The decision to leave large corporation employment meant sacrificing some income and the diminishing return of prestige attached to wearing a suit to work in lower Manhattan. I was aware of the imagery of looking down upon the cemetery of Trinity Church from a “cage” 10 stories above Wall Street. The forces that controlled 60 percent of my waking hours could not provide satisfaction.

This change was made possible because my parents, having survived the Great Depression, passed on the notion of thrift and living within one’s means. Part of my job had been supervising an in-house printing department, and this experience was crucial in organizing a new printing business. In the beginning I did everything; artwork, pre-press, running the press, finishing, packing and shipping, and bookwork. Days were long and sweaty, but I was in control. As Robert Frost said, “... And that has made all the difference.”

The business prospered, but never got large. It was possible to prevent plant expansion by forming an alliance with four other printers who could satisfy my capacity shortage. In 2008, I sold the last part of the business, but continue to assist a few organizations with their printing needs. Today, I miss being able to toss a 40-lb. carton of paper effortlessly or clean ink from under my fingernails.

Running a printing business left time to pursue other interests. These included restoring two 19th-century pump organs, putting a large pyramid roof on a shed, making repairs to the 1837 farmhouse we live in, maintaining a collection of 1,600 19th-century (and earlier) hymn books, photographing some 1,000 European Romanesque and Norman buildings, and constructing a birdhouse as a scale model of San Miguel de Lillo in Oviedo, Spain.

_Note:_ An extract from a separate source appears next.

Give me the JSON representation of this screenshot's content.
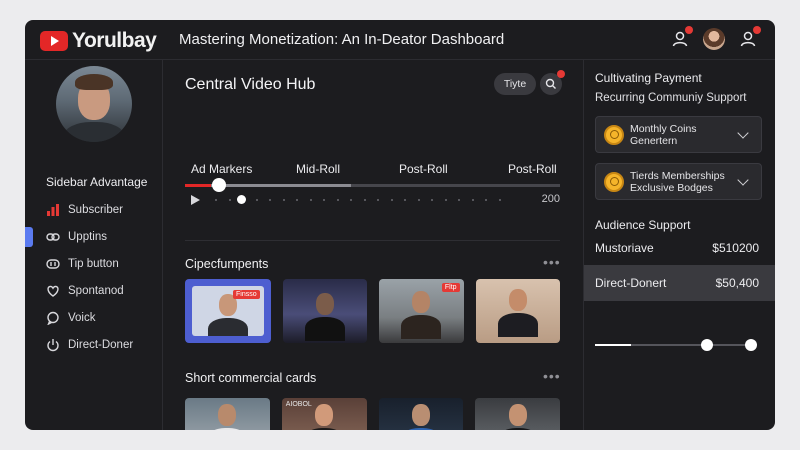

Of these “hands-on” activities, the restoration of a Mason & Hamlin 1885 American organ was the most challenging, taking five months.  To do this correctly meant studying the original manufacture of the instrument, including all of the materials used, methods of attachment, and how to achieve silence of the moving parts.

A far less complicated project was the birdhouse I made in the image of that small Asturian church, which seemed to call out a plea to be remembered as more than a pretty 11th-century building. I used aspen wood, carefully measured and painted to resemble the existing structure on Mount Naranco. The topmost roof is removable to help the birds. One of the life-satisfying benefits of a Swarthmore education is that it gives the graduate the choice of whether to build a corporation or a birdhouse.

Together, these activities strike a balance between raising the heart rate, maintaining motor skills, enjoying the collaboration of friends whose education will never stop, and keeping alive the idea that each of us is a link to history. There is no better model for accomplishing this than a Swarthmore education.

Now my basement has many boxes, cans, and jars filled with short lengths of wire and small metal pieces. I haven’t the slightest idea of their use. But I’m ready to find out.